Creature Feature: Manatees

Many of us have slowed down our fast-paced lives during the pandemic, so it’s hard to recall how differently we lived last year. The morning grind to beat rush hour traffic, the hurried meal we scarfed down during our brief lunch break, the rushed exercise routine we somehow managed to squeeze in on our way home from work. Humans live hastily. This year, we had to slow down. We paused. Some of us no longer had to drive to work. Some of us even had time to prepare breakfast, lunch, and dinner every day for the past few months. As I sat down to think about what creature was emblematic of human experience this year, I realized that most of the animals around us have continued their daily routines. Buffalo move from feeding ground to watering hole, preying mantids stalk their prey, and dolphins ride waves in perfect coordination. However, one creature, universally acknowledged to live life slowly, stands out among the frenzy: the manatee (genus: Trichechus).

Manatees use their front and hind flippers to propel themselves forward through the water column. Photo by Robert Bonde/USGS [source].

These aquatic mammals are never in a rush. In fact, they are even colloquially known as sea cows. Contrary to popular belief, manatees are more closely related to elephants than they are to marine mammals like whales. Unlike their marine mammal counterparts, they move through life at a languid pace, typically swimming at speeds around 0.06–1.14 meters per second [1]. To put this in perspective, the average human walking speed at crosswalks or intersections is about 1.4 meters per second.
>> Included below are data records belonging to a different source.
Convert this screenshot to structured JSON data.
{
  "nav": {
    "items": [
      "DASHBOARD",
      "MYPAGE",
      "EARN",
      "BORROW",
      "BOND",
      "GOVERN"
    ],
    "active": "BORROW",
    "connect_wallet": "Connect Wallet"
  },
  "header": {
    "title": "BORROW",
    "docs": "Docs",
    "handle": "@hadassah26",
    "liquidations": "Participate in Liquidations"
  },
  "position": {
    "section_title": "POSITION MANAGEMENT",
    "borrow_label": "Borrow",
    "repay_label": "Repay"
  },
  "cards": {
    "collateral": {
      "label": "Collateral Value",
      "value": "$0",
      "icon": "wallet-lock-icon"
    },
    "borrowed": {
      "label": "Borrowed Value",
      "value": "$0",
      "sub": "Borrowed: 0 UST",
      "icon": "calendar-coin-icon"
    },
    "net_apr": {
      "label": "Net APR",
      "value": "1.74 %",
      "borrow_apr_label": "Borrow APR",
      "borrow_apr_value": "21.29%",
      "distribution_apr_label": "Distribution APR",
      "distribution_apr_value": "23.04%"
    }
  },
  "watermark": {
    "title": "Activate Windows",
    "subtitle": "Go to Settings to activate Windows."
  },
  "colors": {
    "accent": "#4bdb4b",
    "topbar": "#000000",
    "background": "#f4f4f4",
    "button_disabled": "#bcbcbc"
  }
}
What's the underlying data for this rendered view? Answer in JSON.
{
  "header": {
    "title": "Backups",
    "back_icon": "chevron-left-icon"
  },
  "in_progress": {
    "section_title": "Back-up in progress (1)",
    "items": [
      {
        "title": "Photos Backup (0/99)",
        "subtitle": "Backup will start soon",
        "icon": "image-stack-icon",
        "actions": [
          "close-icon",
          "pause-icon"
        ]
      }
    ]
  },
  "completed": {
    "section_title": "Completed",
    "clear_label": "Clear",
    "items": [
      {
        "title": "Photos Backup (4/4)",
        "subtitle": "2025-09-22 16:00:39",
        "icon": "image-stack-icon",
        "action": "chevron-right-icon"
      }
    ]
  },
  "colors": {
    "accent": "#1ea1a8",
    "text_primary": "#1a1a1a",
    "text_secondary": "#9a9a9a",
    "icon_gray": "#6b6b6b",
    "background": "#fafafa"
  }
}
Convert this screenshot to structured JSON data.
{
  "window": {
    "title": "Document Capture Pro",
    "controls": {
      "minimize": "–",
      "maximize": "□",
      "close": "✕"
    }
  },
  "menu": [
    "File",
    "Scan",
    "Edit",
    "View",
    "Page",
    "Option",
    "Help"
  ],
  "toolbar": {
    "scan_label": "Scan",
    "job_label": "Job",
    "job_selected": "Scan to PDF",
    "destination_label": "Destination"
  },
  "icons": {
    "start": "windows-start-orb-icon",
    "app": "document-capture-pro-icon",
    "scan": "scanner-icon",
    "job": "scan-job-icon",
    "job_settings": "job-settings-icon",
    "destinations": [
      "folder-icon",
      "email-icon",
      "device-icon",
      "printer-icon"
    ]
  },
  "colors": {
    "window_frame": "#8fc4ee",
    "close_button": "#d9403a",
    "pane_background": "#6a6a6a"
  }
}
There are three recognized manatee species, ranging in different parts of the globe including the east coast of Northern America (Trichechus manatus), the west coast of Africa (Trichechus senegalensis), and the Amazon River (Trichechus inunguis) [2]. Most research on manatees comes from the subspecies located around the coast of Florida. All three species tend to inhabit shallow tropical waters where they feed on submerged aquatic plant and algae species [3]. Although they are exclusively water-dwelling, manatees cannot breathe under water. So, like all marine mammals, they must constantly surface to breathe. Observational studies indicate that manatees can remain submerged for nearly 20 minutes [3]. Perhaps the slow swimming speeds help them preserve oxygen as they forage leisurely along sea beds.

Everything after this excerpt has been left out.